A.3Individual-Level and Systematic-Level Reliability

Evaluating the reliability of a DHT implies assessing its fitness-for-purpose; however, given that DHTs can serve diverse purposes, the statistical methodology employed in their analytical validation must be tailored according to the context of use of the device of interest.

Thus, we divided the metrics into two different categories, depending on whether they assess reliability on an individual or a systematic level. On one hand, individual-level reliability, assessed by CCC, ICC, and BA LoAs, pertains to the reproducibility of measurements on an individual level, meaning how well each individual’s corresponding measurements (device vs gold standard) agree. On the other hand, systematic-level reliability, assessed through MAPE and Bland-Altman analysis focused on bias, relates to agreement within measurements at the level of the tested group as a whole.

Consider the following example: two different thermometers are used to measure room temperature every hour, over the course of a week. When comparing the measurements of two different thermometers to measure room temperature, a high individual-level reliability would indicate that both thermometers yield similar measurements on each individual hourly reading, whereas a high systematic-level reliability would be indicated by both thermometers yielding similar mean temperatures each day without necessarily providing identical readings every hour.

A.4 Regulatory Considerations

The FDA guidance on integration of DHTs into clinical investigations serves as a crucial compass for industry professionals, investigators, and stakeholders alike, offering invaluable insights into the adept utilization of DHTs for remote data acquisition within clinical investigations.32

Currently, the FDA has approved 62 artificial intelligence-driven DHTs in the field of cardiology that either measure functional status or improve HF treatment trackingpatients.33 However, to date, there has been little systematic evaluation of actigraphy-based endpoints collected by DHT against recognized functional endpoints.
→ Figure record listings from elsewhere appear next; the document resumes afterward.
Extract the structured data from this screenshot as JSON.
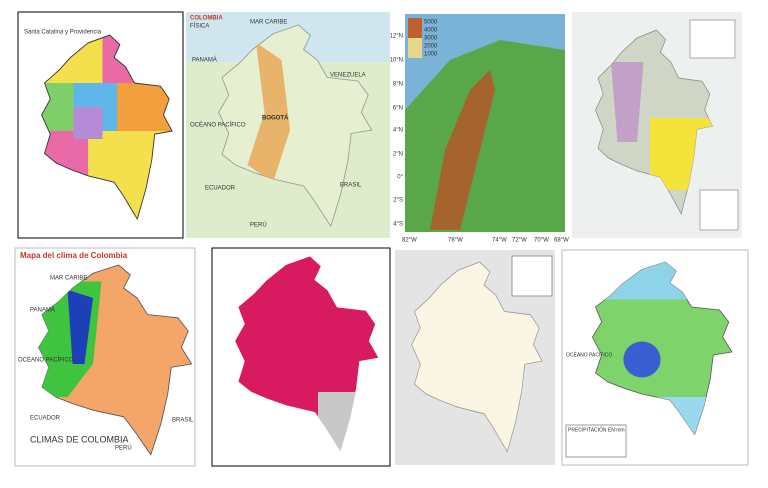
{
  "tiles": [
    {
      "labels": [
        "Santa Catalina y Providencia"
      ]
    },
    {
      "labels": [
        "COLOMBIA",
        "FÍSICA",
        "MAR CARIBE",
        "PANAMÁ",
        "VENEZUELA",
        "OCÉANO PACÍFICO",
        "BOGOTÁ",
        "ECUADOR",
        "PERÚ",
        "BRASIL"
      ]
    },
    {
      "labels": [
        "12°N",
        "10°N",
        "8°N",
        "6°N",
        "4°N",
        "2°N",
        "0°",
        "2°S",
        "4°S",
        "82°W",
        "78°W",
        "74°W",
        "72°W",
        "70°W",
        "68°W",
        "5000",
        "4000",
        "3000",
        "2000",
        "1000"
      ]
    },
    {
      "labels": []
    },
    {
      "labels": [
        "Mapa del clima de Colombia",
        "MAR CARIBE",
        "PANAMÁ",
        "OCÉANO PACÍFICO",
        "ECUADOR",
        "CLIMAS DE COLOMBIA",
        "BRASIL",
        "PERÚ"
      ]
    },
    {
      "labels": []
    },
    {
      "labels": []
    },
    {
      "labels": [
        "PRECIPITACIÓN EN mm",
        "OCÉANO PACÍFICO"
      ]
    }
  ]
}
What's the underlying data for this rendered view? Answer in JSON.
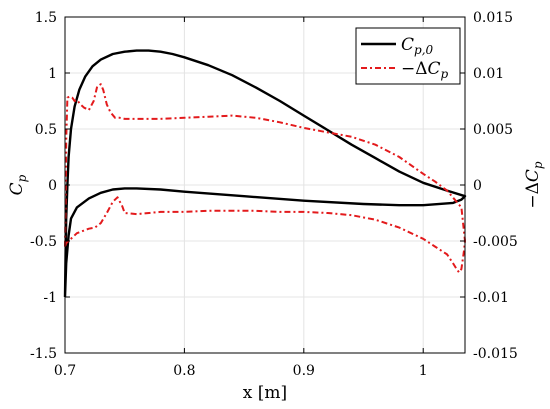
{
  "chart_data": {
    "type": "line",
    "xlabel": "x  [m]",
    "ylabel_left": "C_p",
    "ylabel_right": "−ΔC_p",
    "xlim": [
      0.7,
      1.035
    ],
    "ylim_left": [
      -1.5,
      1.5
    ],
    "ylim_right": [
      -0.015,
      0.015
    ],
    "x_ticks": [
      "0.7",
      "0.8",
      "0.9",
      "1"
    ],
    "y_ticks_left": [
      "1.5",
      "1",
      "0.5",
      "0",
      "-0.5",
      "-1",
      "-1.5"
    ],
    "y_ticks_right": [
      "0.015",
      "0.01",
      "0.005",
      "0",
      "-0.005",
      "-0.01",
      "-0.015"
    ],
    "grid": true,
    "legend_position": "top-right",
    "legend": [
      {
        "label": "C_{p,0}",
        "style": "solid",
        "color": "#000000"
      },
      {
        "label": "−ΔC_p",
        "style": "dash-dot",
        "color": "#e31a1c"
      }
    ],
    "series": [
      {
        "name": "C_{p,0}",
        "axis": "left",
        "color": "#000000",
        "style": "solid",
        "x": [
          0.7,
          0.7005,
          0.701,
          0.702,
          0.703,
          0.705,
          0.708,
          0.712,
          0.717,
          0.723,
          0.73,
          0.74,
          0.75,
          0.76,
          0.77,
          0.78,
          0.79,
          0.8,
          0.82,
          0.84,
          0.86,
          0.88,
          0.9,
          0.92,
          0.94,
          0.96,
          0.98,
          1.0,
          1.02,
          1.035,
          1.032,
          1.025,
          1.0,
          0.98,
          0.95,
          0.9,
          0.85,
          0.8,
          0.78,
          0.76,
          0.75,
          0.74,
          0.73,
          0.72,
          0.71,
          0.705,
          0.703,
          0.701,
          0.7
        ],
        "y": [
          -1.0,
          -0.6,
          -0.3,
          0.0,
          0.25,
          0.5,
          0.7,
          0.85,
          0.97,
          1.06,
          1.12,
          1.17,
          1.19,
          1.2,
          1.2,
          1.19,
          1.17,
          1.14,
          1.07,
          0.98,
          0.87,
          0.75,
          0.62,
          0.49,
          0.36,
          0.24,
          0.12,
          0.02,
          -0.05,
          -0.1,
          -0.13,
          -0.16,
          -0.18,
          -0.18,
          -0.17,
          -0.14,
          -0.1,
          -0.06,
          -0.04,
          -0.03,
          -0.03,
          -0.04,
          -0.07,
          -0.12,
          -0.2,
          -0.3,
          -0.45,
          -0.7,
          -1.0
        ]
      },
      {
        "name": "−ΔC_p",
        "axis": "right",
        "color": "#e31a1c",
        "style": "dash-dot",
        "x": [
          0.7,
          0.7005,
          0.701,
          0.702,
          0.704,
          0.706,
          0.708,
          0.71,
          0.713,
          0.716,
          0.72,
          0.724,
          0.727,
          0.73,
          0.732,
          0.735,
          0.738,
          0.742,
          0.746,
          0.75,
          0.76,
          0.78,
          0.8,
          0.82,
          0.84,
          0.86,
          0.88,
          0.9,
          0.92,
          0.94,
          0.96,
          0.98,
          1.0,
          1.01,
          1.02,
          1.028,
          1.032,
          1.035,
          1.034,
          1.032,
          1.03,
          1.028,
          1.025,
          1.02,
          1.01,
          1.0,
          0.98,
          0.96,
          0.94,
          0.92,
          0.9,
          0.88,
          0.86,
          0.84,
          0.82,
          0.8,
          0.78,
          0.76,
          0.75,
          0.748,
          0.744,
          0.74,
          0.735,
          0.73,
          0.725,
          0.72,
          0.715,
          0.71,
          0.706,
          0.703,
          0.701,
          0.7
        ],
        "y": [
          -0.0055,
          -0.002,
          0.004,
          0.0078,
          0.0079,
          0.0078,
          0.0075,
          0.0076,
          0.0072,
          0.0069,
          0.0067,
          0.0075,
          0.0088,
          0.009,
          0.0085,
          0.0072,
          0.0065,
          0.006,
          0.006,
          0.0059,
          0.0059,
          0.0059,
          0.006,
          0.0061,
          0.0062,
          0.006,
          0.0056,
          0.0051,
          0.0047,
          0.0043,
          0.0036,
          0.0025,
          0.001,
          0.0003,
          -0.0005,
          -0.0015,
          -0.002,
          -0.005,
          -0.006,
          -0.0075,
          -0.0078,
          -0.0075,
          -0.007,
          -0.0062,
          -0.0055,
          -0.0048,
          -0.0038,
          -0.0031,
          -0.0027,
          -0.0025,
          -0.0024,
          -0.0024,
          -0.0023,
          -0.0023,
          -0.0023,
          -0.0024,
          -0.0024,
          -0.0026,
          -0.0025,
          -0.0019,
          -0.0011,
          -0.0015,
          -0.0025,
          -0.0034,
          -0.0038,
          -0.0039,
          -0.0041,
          -0.0043,
          -0.0047,
          -0.005,
          -0.0052,
          -0.0055
        ]
      }
    ]
  }
}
The FDA's guidance emphasizes that the application of DHTs must be "fit-for-purpose," signifying that the level of validation accompanying these tools should be commensurate with their intended use and interpretability in clinical investigation. Key considerations encompass data accuracy, reliability, and security. DHTs enlisted for clinical trials must be meticulously selected, considering a range of factors, including the nature of data to be gathered, the target patient population, and any relevant regulatory prerequisites. The rationale for selecting a specific DHT and its intended use should be substantiated, thereby ensuring alignment with the study's objectives.

Clinical endpoints must be rigorously justified and precisely defined, encompassing the timing and tools employed for assessments. DHTs may replace established functional endpoints, necessitating validation to guarantee data reliability. The statistical methodologies used for analyzing data collected via DHTs should be clearly and pre-emptively defined, with consideration given to potential intercurrent events that may impact data integrity.
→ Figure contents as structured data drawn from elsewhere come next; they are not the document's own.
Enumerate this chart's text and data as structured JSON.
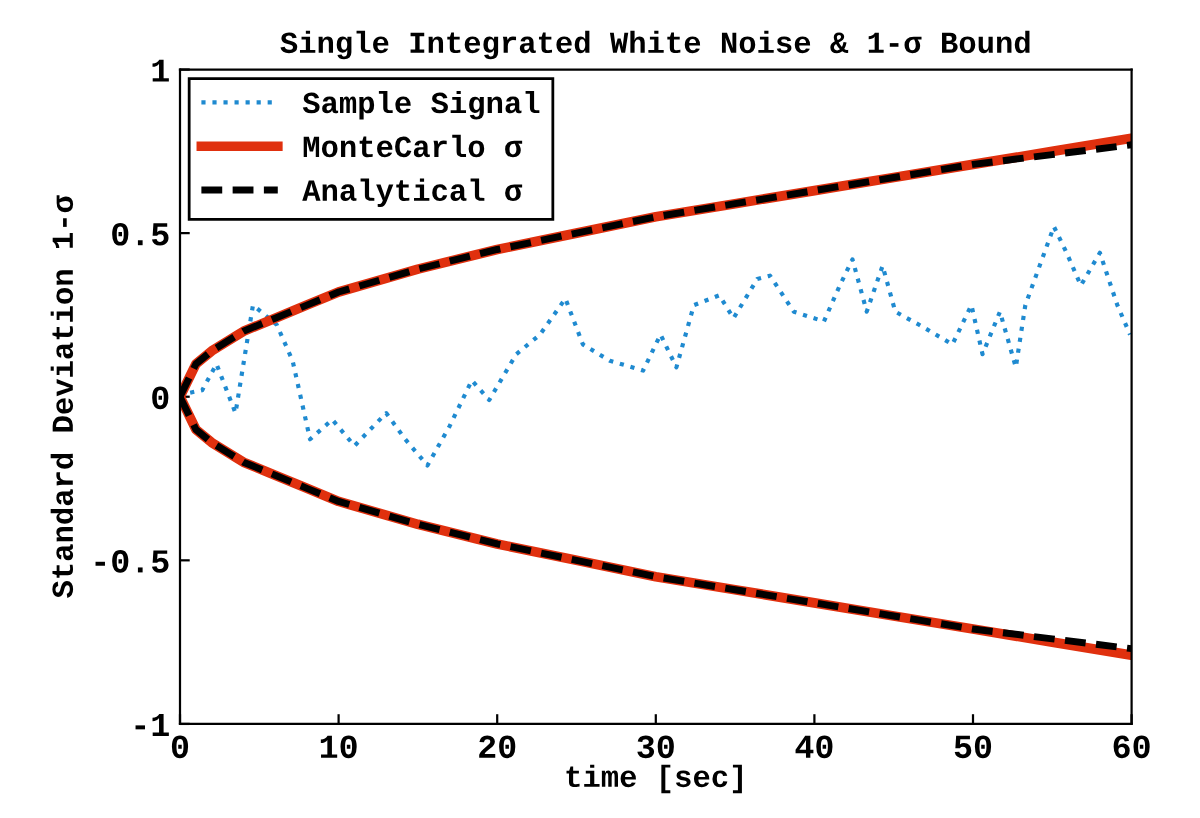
{
  "chart_data": {
    "type": "line",
    "title": "Single Integrated White Noise & 1-σ Bound",
    "xlabel": "time [sec]",
    "ylabel": "Standard Deviation 1-σ",
    "xlim": [
      0,
      60
    ],
    "xticks": [
      0,
      10,
      20,
      30,
      40,
      50,
      60
    ],
    "ylim": [
      -1,
      1
    ],
    "yticks": [
      -1,
      -0.5,
      0,
      0.5,
      1
    ],
    "grid": false,
    "legend": "top left",
    "series": [
      {
        "name": "Sample Signal",
        "color": "#1f8ad0",
        "line_style": "dotted",
        "x": [
          0,
          0.4,
          1.4,
          2.3,
          3.5,
          4.6,
          6.1,
          7.1,
          8.2,
          9.6,
          11.0,
          13.0,
          14.2,
          15.6,
          17.0,
          18.4,
          19.5,
          21.2,
          22.7,
          24.3,
          25.4,
          27.1,
          29.2,
          30.3,
          31.3,
          32.4,
          34.0,
          34.9,
          36.4,
          37.2,
          38.7,
          40.6,
          41.6,
          42.4,
          43.3,
          44.3,
          45.1,
          46.6,
          48.7,
          49.9,
          50.6,
          51.7,
          52.7,
          53.3,
          54.2,
          55.1,
          55.9,
          56.8,
          58.0,
          59.1,
          59.9
        ],
        "values": [
          0,
          0.01,
          0.02,
          0.1,
          -0.05,
          0.28,
          0.22,
          0.11,
          -0.13,
          -0.07,
          -0.15,
          -0.05,
          -0.13,
          -0.21,
          -0.09,
          0.05,
          -0.01,
          0.13,
          0.19,
          0.3,
          0.16,
          0.11,
          0.08,
          0.19,
          0.09,
          0.28,
          0.31,
          0.24,
          0.36,
          0.37,
          0.26,
          0.23,
          0.34,
          0.42,
          0.26,
          0.4,
          0.26,
          0.22,
          0.16,
          0.28,
          0.13,
          0.26,
          0.09,
          0.28,
          0.4,
          0.52,
          0.44,
          0.34,
          0.44,
          0.28,
          0.19
        ]
      },
      {
        "name": "MonteCarlo σ",
        "color": "#e0300e",
        "line_style": "solid",
        "x": [
          0,
          1,
          2,
          4,
          6,
          8,
          10,
          15,
          20,
          25,
          30,
          35,
          40,
          45,
          50,
          55,
          60
        ],
        "values": [
          0,
          0.1,
          0.14,
          0.2,
          0.24,
          0.28,
          0.32,
          0.39,
          0.45,
          0.5,
          0.55,
          0.59,
          0.63,
          0.67,
          0.71,
          0.75,
          0.79
        ]
      },
      {
        "color": "#e0300e",
        "line_style": "solid",
        "x": [
          0,
          1,
          2,
          4,
          6,
          8,
          10,
          15,
          20,
          25,
          30,
          35,
          40,
          45,
          50,
          55,
          60
        ],
        "values": [
          0,
          -0.1,
          -0.14,
          -0.2,
          -0.24,
          -0.28,
          -0.32,
          -0.39,
          -0.45,
          -0.5,
          -0.55,
          -0.59,
          -0.63,
          -0.67,
          -0.71,
          -0.75,
          -0.79
        ]
      },
      {
        "name": "Analytical σ",
        "color": "#000000",
        "line_style": "dashed",
        "x": [
          0,
          1,
          2,
          4,
          6,
          8,
          10,
          15,
          20,
          25,
          30,
          35,
          40,
          45,
          50,
          55,
          60
        ],
        "values": [
          0,
          0.1,
          0.14,
          0.2,
          0.24,
          0.28,
          0.32,
          0.39,
          0.45,
          0.5,
          0.55,
          0.59,
          0.63,
          0.67,
          0.71,
          0.74,
          0.77
        ]
      },
      {
        "color": "#000000",
        "line_style": "dashed",
        "x": [
          0,
          1,
          2,
          4,
          6,
          8,
          10,
          15,
          20,
          25,
          30,
          35,
          40,
          45,
          50,
          55,
          60
        ],
        "values": [
          0,
          -0.1,
          -0.14,
          -0.2,
          -0.24,
          -0.28,
          -0.32,
          -0.39,
          -0.45,
          -0.5,
          -0.55,
          -0.59,
          -0.63,
          -0.67,
          -0.71,
          -0.74,
          -0.77
        ]
      }
    ]
  }
}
The rise of decentralized clinical trials (DCTs) heralds a transformative shift in clinical trial methodology. One such trial on SGLT2 inhibitors in HF highlights the importance of DCTs in novel therapies.34,35 These trials empower participants to receive treatments, undergo assessments, and provide data from the comfort of their homes or local healthcare facilities. The use of DHTs in DCTs offers several advantages, including increased patient access, enhanced convenience, personalized engagement, efficient data collection, and cost reduction.

Despite the evident benefits of DCTs, adherence to applicable regulations and guidelines remains paramount. Study design, patient recruitment, data collection, monitoring, and ethical considerations must align with regulatory standards to safeguard human subjects, ensure patient safety, and maintain data quality while upholding regulatory compliance in clinical trials. A summary of the interpretation and considerations are given in Appendix Figure 2.